You try to remember that you must not cross over from war into murder. I reached that realization at the time. I had some nightmares. I had some friends who were killed. But the experience is not something that torments me. It disgusted me but didn’t torment me. If I had killed women and children, I would imagine that would haunt me. In the brutality of combat, life is cheap. Then you come back to the civilian world, where life is precious. It’s surreal. The only thing that kept me sane was reading Catch-22.

Senator Max Cleland
Democrat of Georgia
War takes its toll, and anybody who doesn’t understand that hasn’t been to war. Part of it is the pain and guilt. It’s taken me 30 years or more to deal with the Vietnam War. I felt guilty coming back, and to be looked upon as a war hero was hard. I thought it was my own grenade that I had dropped that blew me up. (Cleland lost both legs and an arm in Vietnam.) And then a year and a half ago, I found out it was the guy getting off the helicopter behind me who dropped the grenade. I consider what happened to Bob to be a freak accident of war, and he has had to live with that just as I have had to live with what happened to me.

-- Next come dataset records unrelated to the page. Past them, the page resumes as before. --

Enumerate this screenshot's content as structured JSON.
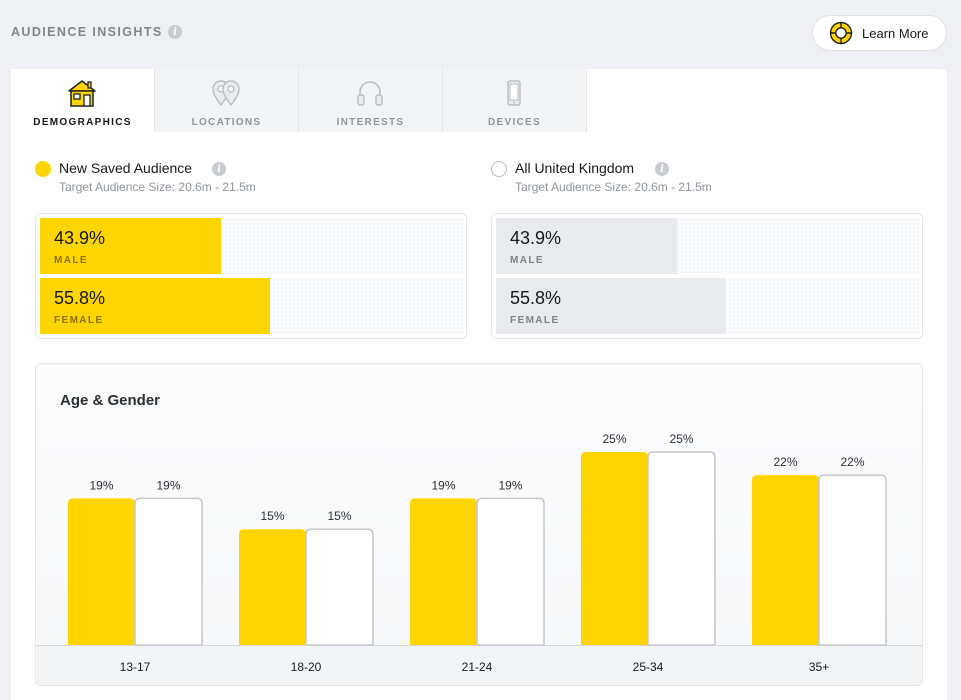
{
  "header": {
    "title": "AUDIENCE INSIGHTS",
    "info_icon": "info-icon",
    "learn_more": {
      "label": "Learn More",
      "icon": "lifebuoy-icon"
    }
  },
  "tabs": [
    {
      "label": "DEMOGRAPHICS",
      "icon": "house-icon",
      "active": true
    },
    {
      "label": "LOCATIONS",
      "icon": "map-pin-icon",
      "active": false
    },
    {
      "label": "INTERESTS",
      "icon": "headphones-icon",
      "active": false
    },
    {
      "label": "DEVICES",
      "icon": "phone-icon",
      "active": false
    }
  ],
  "audiences": [
    {
      "name": "New Saved Audience",
      "size": "Target Audience Size: 20.6m - 21.5m",
      "selected": true,
      "color": "#ffd500",
      "gender": [
        {
          "pct": "43.9%",
          "label": "MALE",
          "value": 43.9
        },
        {
          "pct": "55.8%",
          "label": "FEMALE",
          "value": 55.8
        }
      ]
    },
    {
      "name": "All United Kingdom",
      "size": "Target Audience Size: 20.6m - 21.5m",
      "selected": false,
      "color": "#e8eaed",
      "gender": [
        {
          "pct": "43.9%",
          "label": "MALE",
          "value": 43.9
        },
        {
          "pct": "55.8%",
          "label": "FEMALE",
          "value": 55.8
        }
      ]
    }
  ],
  "age_gender": {
    "title": "Age & Gender"
  },
  "chart_data": {
    "type": "bar",
    "title": "Age & Gender",
    "categories": [
      "13-17",
      "18-20",
      "21-24",
      "25-34",
      "35+"
    ],
    "series": [
      {
        "name": "New Saved Audience",
        "values": [
          19,
          15,
          19,
          25,
          22
        ],
        "labels": [
          "19%",
          "15%",
          "19%",
          "25%",
          "22%"
        ],
        "color": "#ffd500"
      },
      {
        "name": "All United Kingdom",
        "values": [
          19,
          15,
          19,
          25,
          22
        ],
        "labels": [
          "19%",
          "15%",
          "19%",
          "25%",
          "22%"
        ],
        "color": "#ffffff"
      }
    ],
    "ylim": [
      0,
      25
    ],
    "grid": false,
    "xlabel": "",
    "ylabel": ""
  }
}
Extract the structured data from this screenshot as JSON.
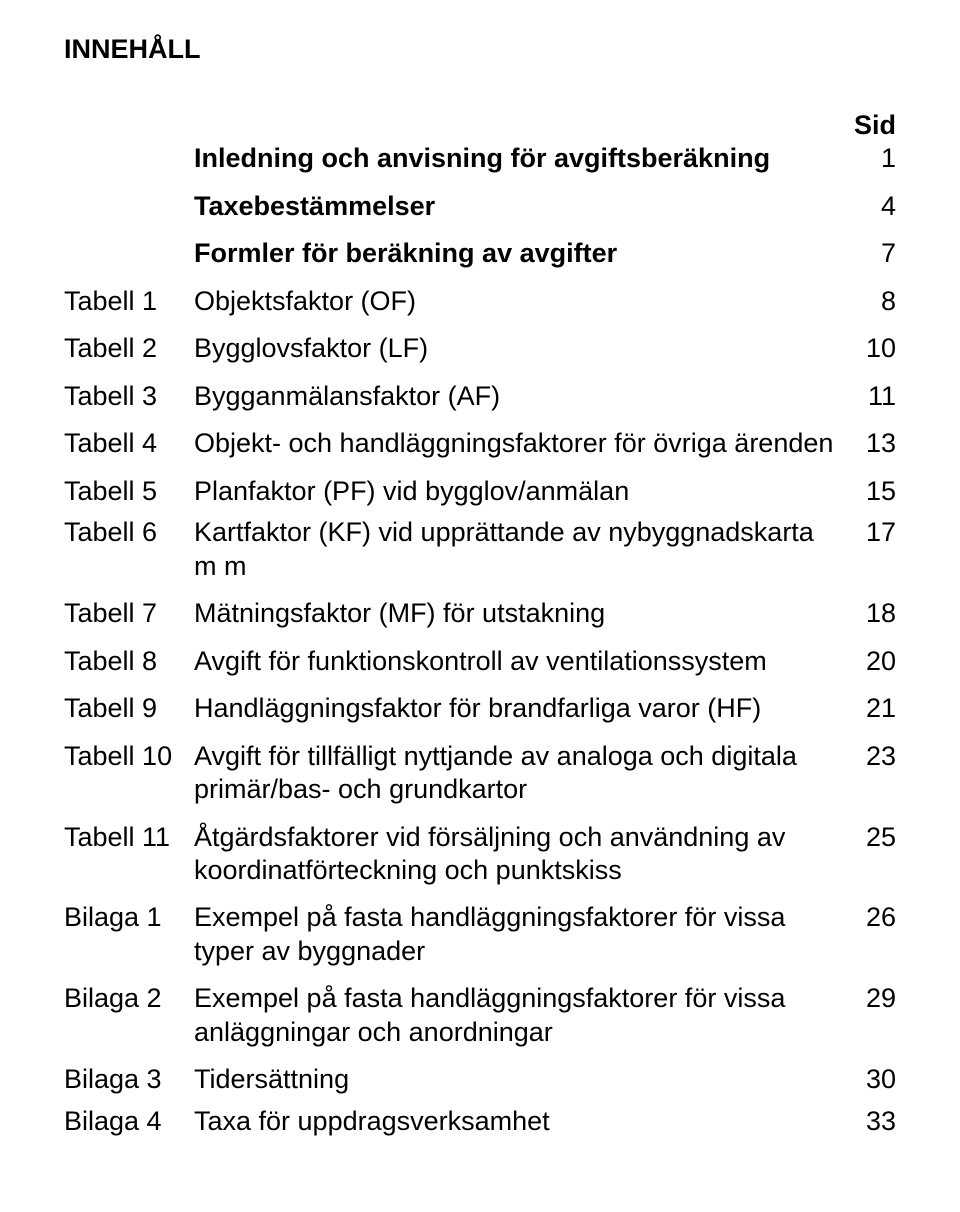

In war innocent people get killednot intentionally, but they do, and young men end up killing young men, and that stays with you for the rest of your life. It’s not something you brag about, but it’s something you live with. One way to deal with the pain and guilt is you find a place of sanctuary where people won’t condemn you. I created such a place because so many veterans came back from Vietnam who had these kinds of problems. I created the Vet Center program. There were 15 centers in 1980; now there are about 200. So there are hundreds of thousands of Bob Kerreys out there just from Vietnam, not to mention Desert Storm or Somalia. Don’t blame them for fighting for their lives.

Barry Romo
National Coordinator, Vietnam Veterans Against the War
Everything is backwards. People shouldn’t be looking at Kerrey as a victim but at the families of the Vietnamese who were killed. If Kerrey killed them by accident, and knew it, then he owed them some reparation. If he did line them up and shoot them, then you don’t get away with murder because you wear a uniform.